Whether it’s a 90-degree day in August or a 40-degree day in February, one thing that remains nearly constant throughout the academic year is the presence of students at Wake Forest’s Campus Garden on Sunday evenings.
On Sunday, Aug. 21, the activity in the garden looked a bit different than the typical harvesting, planting, and mulching that students help out with most weeks. The Campus Garden and Office of Sustainability hosted new students for a general introduction to sustainability efforts on campus. The afternoon included food, a tour of the garden, and the opportunity to meet and hold the garden’s resident chickens: Jeffrey, Herb, and Gloria.
Lila Gneiting, a junior economics major from Upstate New York, got involved with the Campus Garden last year when she began coming to weekly garden hours on Sundays. This year, Gneiting is one of two students that were chosen to serve as Campus Garden interns through the Office of Sustainability.
“I went to some of [the Office of Sustainability’s] interest events like Let’s Taco-Bout Sustainability [last year],” Gneiting said of her involvement with the Office of Sustainability prior to her internship. “[Then], I got very involved with the Campus Garden on Sundays [and] through that I got involved in some of their smaller leadership positions.”
After meeting in front of Wait Chapel on Sunday afternoon, the Office of Sustainability interns led freshmen towards north campus and across Polo Road to the Campus Garden, located next to the sophomore parking lot.
Once they arrived, students were served plant-based food from Harvest Table Culinary Group, the company that serves Wake Forest’s dining halls.
Daniella Coeppicus, a freshman from South Florida, is passionate about sustainability, particularly sustainable fashion, and plans to minor in Environmental Studies. She raved about the food at the event.
“We enjoyed some awesome food [at the Dig-In], it was really good,” Coeppicus said.

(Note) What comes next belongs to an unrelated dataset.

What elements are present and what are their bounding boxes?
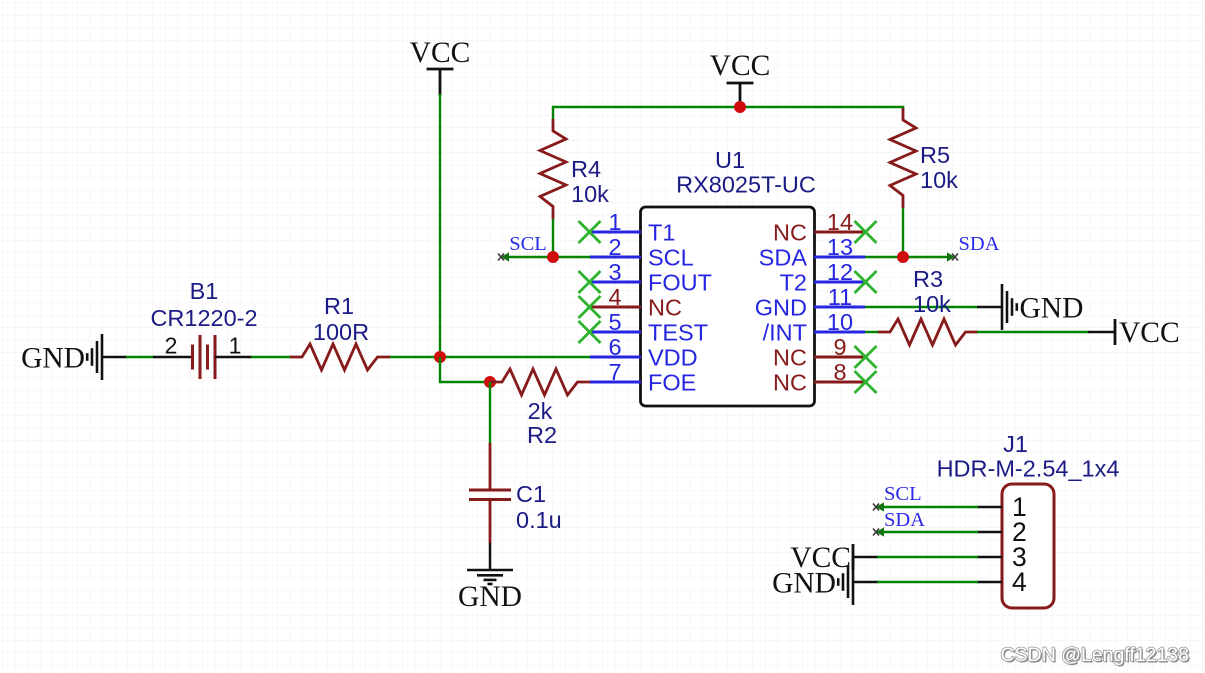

The Dig-In’s casual nature allowed new students to get to know the Office of Sustainability interns.
“I got to speak with the interns, which was really nice,” Coeppicus said. “[It was nice] getting to know the team and getting to know who I’ll be working with [on campus sustainability efforts] in the future.”
Along with an intended minor in environmental studies, Daniella plans to pursue her passion for sustainability by joining the Sustainability Leadership Group (SLG), a group run by the Office of Sustainability that allows freshmen to get involved in sustainability efforts on campus.
While the Office of Sustainability loves the involvement of freshmen like Coeppicus who are already passionate about the environment, all students are welcome to get involved in sustainability efforts.
“The goal of the Dig-In was to let new students know about opportunities to get involved with the Office of Sustainability, and especially with the Campus Garden,” Gneiting said of the thought process behind hosting the event.
For students who weren’t at the Dig-In, there are plenty of other opportunities to get involved with sustainability on campus as the year progresses.
“The most direct way [to get involved] is to check out the Campus Garden and connect with the folks there,” Gneiting said. “Then there’s the CLT (Community Leadership Team) where students lead other students in gardening.”
Students interested in getting involved with the Office of Sustainability can volunteer at regular garden hours at the Campus Garden on Sunday evenings from 5-7 p.m., attend CLT on weekdays from 5-6 p.m., or, for first-year students, join SLG.